The HELP Business and Human Rights Course will be launched in the United Kingdom at a high level launch event on the 29th September in conjunction with Doughty Street Chambers and Mazars.
The unanimous adoption by the UN Human Rights Council in 2011 of the United Nations Guiding Principles Framework has led to significant developments and increased interest in the field of business and human rights. The Council of Europe has undertaken concrete action in regard to this since 2011 when the Parliamentary Assembly adopted Resolution 1757 and Recommendation 1936 on human rights and business. The CoE continues to work at the forefront of the field through the Drafting Group on Human Rights and Business (CDDH-CORP) and the draft Recommendation of the Committee of Ministers to member states on human rights and business. In the United Kingdom the Joint Select Committee on Human Rights is currently considering the progress made by the Government in implementing the UN Guiding Principles on business and human rights, by means of the National Action Plan published in 2013 and revised in May 2016.

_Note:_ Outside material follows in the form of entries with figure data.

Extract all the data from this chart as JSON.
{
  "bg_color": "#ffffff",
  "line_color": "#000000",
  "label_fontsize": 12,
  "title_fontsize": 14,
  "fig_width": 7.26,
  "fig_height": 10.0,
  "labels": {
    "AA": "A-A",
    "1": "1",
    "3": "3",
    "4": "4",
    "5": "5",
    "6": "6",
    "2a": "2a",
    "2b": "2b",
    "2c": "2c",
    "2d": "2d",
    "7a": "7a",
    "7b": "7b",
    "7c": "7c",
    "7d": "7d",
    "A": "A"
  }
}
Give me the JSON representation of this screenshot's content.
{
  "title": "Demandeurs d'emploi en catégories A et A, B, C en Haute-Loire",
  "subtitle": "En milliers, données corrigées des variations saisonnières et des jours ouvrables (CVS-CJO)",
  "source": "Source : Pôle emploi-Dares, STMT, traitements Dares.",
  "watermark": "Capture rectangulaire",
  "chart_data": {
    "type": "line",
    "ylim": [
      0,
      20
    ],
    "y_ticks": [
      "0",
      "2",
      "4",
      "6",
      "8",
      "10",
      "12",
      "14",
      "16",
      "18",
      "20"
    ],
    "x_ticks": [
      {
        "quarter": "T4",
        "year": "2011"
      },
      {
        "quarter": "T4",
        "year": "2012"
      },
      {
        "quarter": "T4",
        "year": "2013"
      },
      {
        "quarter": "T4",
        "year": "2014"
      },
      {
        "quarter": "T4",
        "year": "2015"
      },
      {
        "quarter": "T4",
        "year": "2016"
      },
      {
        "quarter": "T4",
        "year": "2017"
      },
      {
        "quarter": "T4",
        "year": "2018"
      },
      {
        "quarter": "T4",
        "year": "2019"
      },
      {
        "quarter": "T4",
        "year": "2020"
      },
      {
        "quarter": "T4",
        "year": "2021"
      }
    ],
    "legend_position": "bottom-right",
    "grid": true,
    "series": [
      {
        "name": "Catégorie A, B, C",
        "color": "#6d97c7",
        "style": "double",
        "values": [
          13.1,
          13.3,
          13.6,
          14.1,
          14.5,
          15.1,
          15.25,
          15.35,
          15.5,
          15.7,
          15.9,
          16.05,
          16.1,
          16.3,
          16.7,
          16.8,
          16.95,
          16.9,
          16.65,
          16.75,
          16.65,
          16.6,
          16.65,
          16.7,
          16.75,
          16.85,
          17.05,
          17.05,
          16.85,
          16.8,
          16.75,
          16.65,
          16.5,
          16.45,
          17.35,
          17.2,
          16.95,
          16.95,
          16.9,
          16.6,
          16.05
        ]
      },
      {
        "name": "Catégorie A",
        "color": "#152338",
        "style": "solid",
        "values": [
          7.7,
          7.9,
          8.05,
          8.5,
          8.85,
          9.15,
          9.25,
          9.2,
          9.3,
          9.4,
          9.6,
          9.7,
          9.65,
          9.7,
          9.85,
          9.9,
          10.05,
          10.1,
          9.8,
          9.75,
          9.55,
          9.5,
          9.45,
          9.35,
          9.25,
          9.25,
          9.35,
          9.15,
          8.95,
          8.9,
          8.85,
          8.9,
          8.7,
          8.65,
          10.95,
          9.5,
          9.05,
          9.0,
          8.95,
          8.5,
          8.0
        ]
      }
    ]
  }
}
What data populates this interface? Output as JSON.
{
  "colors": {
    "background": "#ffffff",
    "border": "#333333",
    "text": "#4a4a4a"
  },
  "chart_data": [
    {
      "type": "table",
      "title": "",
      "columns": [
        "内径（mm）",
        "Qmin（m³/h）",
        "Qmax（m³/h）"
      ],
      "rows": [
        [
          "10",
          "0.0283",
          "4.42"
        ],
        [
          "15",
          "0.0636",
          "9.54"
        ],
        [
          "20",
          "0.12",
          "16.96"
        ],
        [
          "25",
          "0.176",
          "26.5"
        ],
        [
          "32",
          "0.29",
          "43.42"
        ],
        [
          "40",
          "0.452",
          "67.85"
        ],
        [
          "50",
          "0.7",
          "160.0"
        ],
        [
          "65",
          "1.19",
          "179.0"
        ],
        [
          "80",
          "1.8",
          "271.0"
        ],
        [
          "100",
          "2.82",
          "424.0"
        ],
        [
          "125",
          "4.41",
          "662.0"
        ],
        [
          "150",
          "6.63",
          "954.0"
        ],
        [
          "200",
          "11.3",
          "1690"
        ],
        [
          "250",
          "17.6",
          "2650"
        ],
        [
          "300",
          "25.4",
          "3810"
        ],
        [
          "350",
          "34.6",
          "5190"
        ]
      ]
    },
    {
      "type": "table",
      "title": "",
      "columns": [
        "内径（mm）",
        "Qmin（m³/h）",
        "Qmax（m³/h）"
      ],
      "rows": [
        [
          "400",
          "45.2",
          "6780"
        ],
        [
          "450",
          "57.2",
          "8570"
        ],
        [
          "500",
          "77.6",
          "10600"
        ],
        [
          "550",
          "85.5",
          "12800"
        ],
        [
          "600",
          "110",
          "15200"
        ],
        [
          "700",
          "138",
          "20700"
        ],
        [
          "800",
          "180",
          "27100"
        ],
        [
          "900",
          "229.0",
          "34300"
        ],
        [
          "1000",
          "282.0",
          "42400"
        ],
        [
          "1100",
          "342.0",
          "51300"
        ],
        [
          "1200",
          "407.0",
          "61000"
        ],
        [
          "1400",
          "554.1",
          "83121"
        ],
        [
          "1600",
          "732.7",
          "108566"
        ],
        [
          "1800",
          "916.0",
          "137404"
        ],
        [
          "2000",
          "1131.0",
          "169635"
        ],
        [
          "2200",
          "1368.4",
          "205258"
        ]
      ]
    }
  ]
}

HELP have recognised the need for lawyers, prosecutors and judges to receive the highest level of up to date training on business and human rights issues in order to competently deal with the anticipated significant increase of cases in this field. This dynamic environment provides the context for the HELP Business and Human Rights Course. Although the Course is principally concerned with the ECHR, the Course has been constructed around the “three-pillar” UN Framework and UNGPs. The Framework and the UNGPs provide the most widely accepted heuristic for addressing the variety of complex legal and policy issues relevant to business and human rights. Session 3 thus focuses on the State Duty to Protect Human Rights (Pillar I); Session 4 considers the Corporate Responsibility to Respect Human Rights (Pillar II); and Session 5 addresses the right to remedy for business-related human rights abuses (Pillar III). Session 6 considers the issue of extraterritoriality as a cross-cutting issue.
Throughout, the aim is to introduce participants both to the existing international legal framework relevant to business and human rights, which provides the point of departure for current discussions amongst governments, jurists, human rights advocates and businesses, as well as presenting the main strands of current debates that have potential to influence the future evolution of the field.